聖火、全18市町村リレー 来年4月24、25日 ルートに昭和の町や大吊橋

西日本新聞 大分・日田玖珠版

 2020年東京五輪の聖火リレーのルート概要が1日発表され、県内では来年4月24、25日の2日間で全18市町村を聖火トーチが巡ることが明らかになった。県の実行委員会は別府温泉(別府市)、昭和の町(豊後高田市)、原尻の滝(豊後大野市)、九重“夢”大吊橋(おおつりはし)(九重町)などをルートに組み込む予定で、大分では7月からランナーの公募を始める。

 県によると、愛媛県から聖火リレーを引き継ぎ、初日の24日は別府市をスタート。国東半島など県北部を回り、日田市の中央公園でゴールし、セレモニーを行う。2日目の25日は玖珠町を出発後、県南部を回って大分市中心部の「祝祭の広場」(仮称)でフィニッシュ。宮崎県に聖火を引き継ぐ。県実行委は詳細なルートを詰めて、今年の年末までに発表する。聖火ランナー1人当たりの走行距離は約200メートルで、自治体間は車で移動する方向という。

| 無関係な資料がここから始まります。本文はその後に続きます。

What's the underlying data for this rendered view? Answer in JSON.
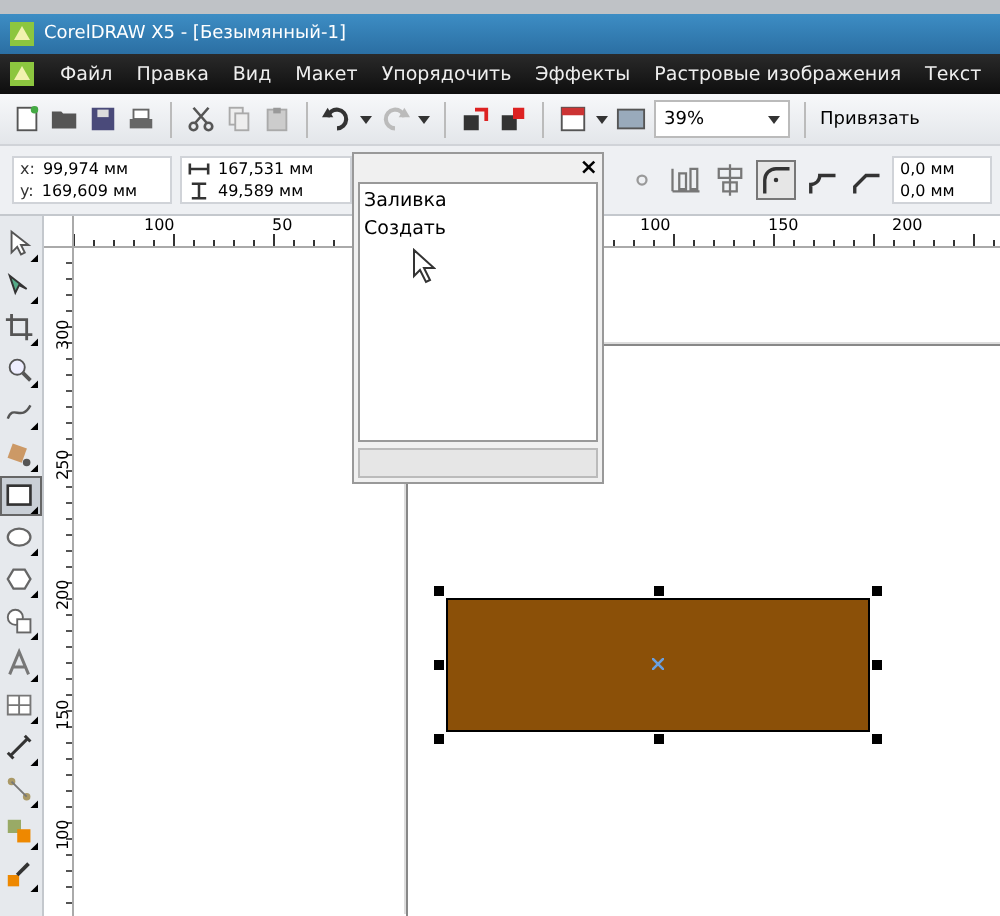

 県実行委の聖火ランナーは44人で、半数以上を公募。受け付けは7~8月で、年内に選定する。応募資格は08年4月1日以前に生まれた人で、県にゆかりがある人。公募ランナーのほか、県実行委が推薦するランナーなども走る。

 

■「イベント準備始めたい」   地元に聖火、喜びの声

 県内では全18市町村で聖火リレーができることになり、喜びの声が広がった。

 日田市本庄町の自営業穴井優さん(40)は「五輪競技を東京へ見に行きたいと思っていたが、その一つのイベントを地元で体感できるなんて。驚くとともに、すごくうれしい。一生の記念になる」。大分市横尾の津田政史さん(67)は1964年の東京五輪の際、中学の同級生が同市内でリレーに参加したといい「今度は応募してみようかな。とにかく楽しみ」。

 聖火が走る予定の「昭和の町」の豊後高田市商店街連合会、中山田健晴会長(71)は「モノクロ映像しか残っていない以前の東京五輪の聖火リレーとほぼ同じ風景を実際に見られるのがここの強み。平成生まれの若い世代にも昭和ノスタルジーは人気で、地元商店街として、どんな応援イベントができるか、市などとも連携し準備を始めたい」と力を込めた。

 県内のスタート地点となった別府市の長野恭紘市長は「四国から聖火を受け継ぐ九州最初の都市として本市が選ばれたことは大変名誉なこと。別府の魅力を国内外へ発信するチャンス。東京2020パラリンピックの成功にもつなげていきたい」。広瀬勝貞知事は「多くの皆さんにランナーに応募いただき、五輪を盛り上げていきたい」とコメントした。